11. It seems that language understanding at the level of interesting stories would require an internal control, or a "conscious" monitor that follows what the system is doing, detects deviations from the ordinary, and builds hypotheses about characters, plans, goals, failures, plot twists and so on. No such systems have been built in the subsymbolic framework so far (although the rudimentary control module of the SPEC parsing system (Miikkulainen, 1995) is a start in this direction). I believe the next generation of subsymbolic NLP models will have to address the issue of high-level control, although at the low level they may still be based on pattern transformation mechanisms and architectures such as those in DISCERN.
Bower, G.H., Black, J.B. and Turner, T.J. (1979) Scripts in memory for text. Cognitive Psychology, 11:177-220.
Elman, J.L. (1990) Finding structure in time. Cognitive Science, 14:179-211.

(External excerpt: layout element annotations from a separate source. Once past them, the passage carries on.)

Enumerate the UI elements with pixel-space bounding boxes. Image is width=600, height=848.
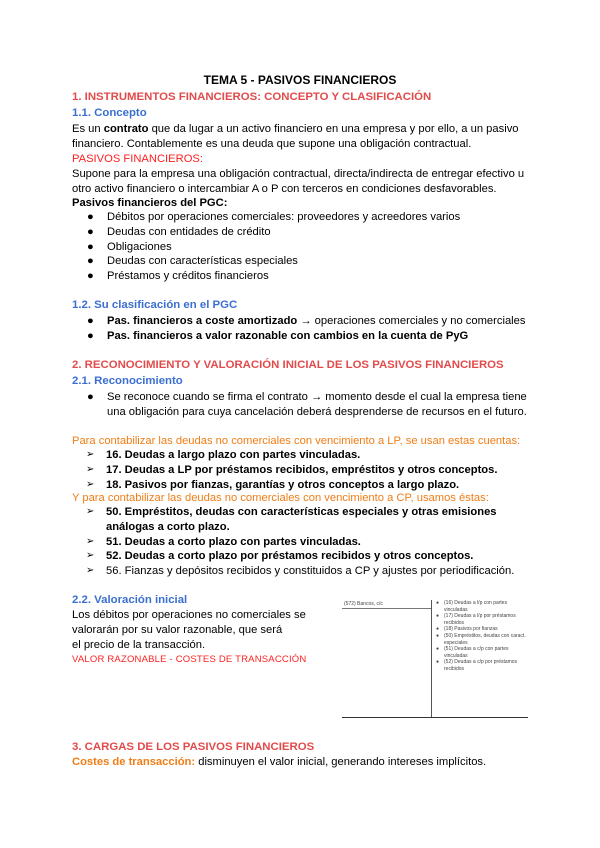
section-heading-1: 1. INSTRUMENTOS FINANCIEROS: CONCEPTO Y CLASIFICACIÓN [72,91,432,103]
t-bottom-line [342,717,528,718]
cp-intro: Y para contabilizar las deudas no comerciales con vencimiento a CP, usamos éstas: [72,492,489,504]
list-item: ● Se reconoce cuando se firma el contrato → momento desde el cual la empresa tiene una obligación para cuya cancelación deberá desprenderse de recursos en el futuro. [87,391,527,418]
list-item: ➢ 18. Pasivos por fianzas, garantías y otros conceptos a largo plazo. [86,478,460,491]
subsection-heading-concepto: 1.1. Concepto [72,107,147,119]
list-item: ● (51) Deudas a c/p con partes vinculadas [436,646,509,659]
clasificacion-list [72,314,532,344]
list-item: ● Deudas con características especiales [87,255,298,268]
cp-accounts-list [72,505,532,579]
section-heading-3: 3. CARGAS DE LOS PASIVOS FINANCIEROS [72,741,315,753]
list-item: ● Débitos por operaciones comerciales: proveedores y acreedores varios [87,211,461,223]
t-divider [431,600,432,717]
costes-paragraph: Costes de transacción: disminuyen el valor inicial, generando intereses implícitos. [72,756,487,768]
subsection-heading-valoracion: 2.2. Valoración inicial [72,594,188,606]
pgc-label: Pasivos financieros del PGC: [72,197,228,209]
list-item: ● (17) Deudas a l/p por préstamos recibidos [436,613,516,626]
list-item: ● Obligaciones [87,240,172,253]
page-title: TEMA 5 - PASIVOS FINANCIEROS [203,73,397,87]
list-item: ● Pas. financieros a valor razonable con cambios en la cuenta de PyG [87,329,469,342]
list-item: ➢ 16. Deudas a largo plazo con partes vinculadas. [86,449,361,461]
list-item: ● Préstamos y créditos financieros [87,270,269,283]
t-top-line [342,608,431,609]
reconocimiento-list [72,390,532,420]
list-item: ● (18) Pasivos por fianzas [436,626,498,633]
list-item: ➢ 56. Fianzas y depósitos recibidos y constituidos a CP y ajustes por periodificación. [86,565,515,578]
list-item: ● (16) Deudas a l/p con partes vinculadas [436,600,508,613]
diagram-credit-list [434,600,528,673]
list-item: ● (50) Empréstitos, deudas con caract. especiales [436,632,526,646]
diagram-debit-entry: (572) Bancos, c/c [344,601,383,607]
list-item: ● Deudas con entidades de crédito [87,225,271,238]
list-item: ➢ 50. Empréstitos, deudas con características especiales y otras emisiones análogas a corto plazo. [86,506,497,533]
section-heading-2: 2. RECONOCIMIENTO Y VALORACIÓN INICIAL DE LOS PASIVOS FINANCIEROS [72,359,504,371]
subsection-heading-clasificacion: 1.2. Su clasificación en el PGC [72,299,238,311]
lp-intro: Para contabilizar las deudas no comerciales con vencimiento a LP, se usan estas cuentas: [72,435,521,447]
pgc-list [72,210,532,284]
pasivos-label: PASIVOS FINANCIEROS: [72,153,203,165]
subsection-heading-reconocimiento: 2.1. Reconocimiento [72,375,183,387]
concepto-paragraph: Es un contrato que da lugar a un activo financiero en una empresa y por ello, a un pasivo financiero. Contablemente es una deuda que supone una obligación contractual. [72,123,519,150]
accounting-t-diagram [342,600,528,718]
lp-accounts-list [72,448,532,492]
list-item: ➢ 51. Deudas a corto plazo con partes vinculadas. [86,535,361,548]
list-item: ● (52) Deudas a c/p por préstamos recibidos [436,659,518,672]
valoracion-paragraph: Los débitos por operaciones no comerciales se valorarán por su valor razonable, que será el precio de la transacción. [72,609,306,651]
list-item: ➢ 52. Deudas a corto plazo por préstamos recibidos y otros conceptos. [86,550,474,563]
list-item: ● Pas. financieros a coste amortizado → operaciones comerciales y no comerciales [87,315,526,327]
valoracion-formula: VALOR RAZONABLE - COSTES DE TRANSACCIÓN [72,654,307,665]
list-item: ➢ 17. Deudas a LP por préstamos recibidos, empréstitos y otros conceptos. [86,463,498,476]
pasivos-definition: Supone para la empresa una obligación contractual, directa/indirecta de entregar efectivo u otro activo financiero o intercambiar A o P con terceros en condiciones desfavorables. [72,168,525,195]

Miikkulainen, R. (1993) Subsymbolic Natural Language Processing: An Integrated Model of Scripts, Lexicon, and Memory. Cambridge MA: MIT.
Miikkulainen, R. (1994) Precis of: Subsymbolic Natural Language Processing: An Integrated Model of Scripts, Lexicon and Memory. PSYCOLOQUY 5(46) language-network.1.miikkulainen.
Miikkulainen, R. (1995) Subsymbolic Processing of Embedded Structures. PSYCOLOQUY 6(02) language-network.11.miikkulainen.
Reilly, R. (1994) DISCERN as a Cognitive Model and Cognitive Modelling Framework. PSYCOLOQUY 5(78) language-network.5.reilly.
Schank, R.C., and Abelson, R.P. (1977) Scripts, Plans, Goals, and Understanding: An Inquiry into Human Knowledge Structures. Hillsdale, NJ: Erlbaum.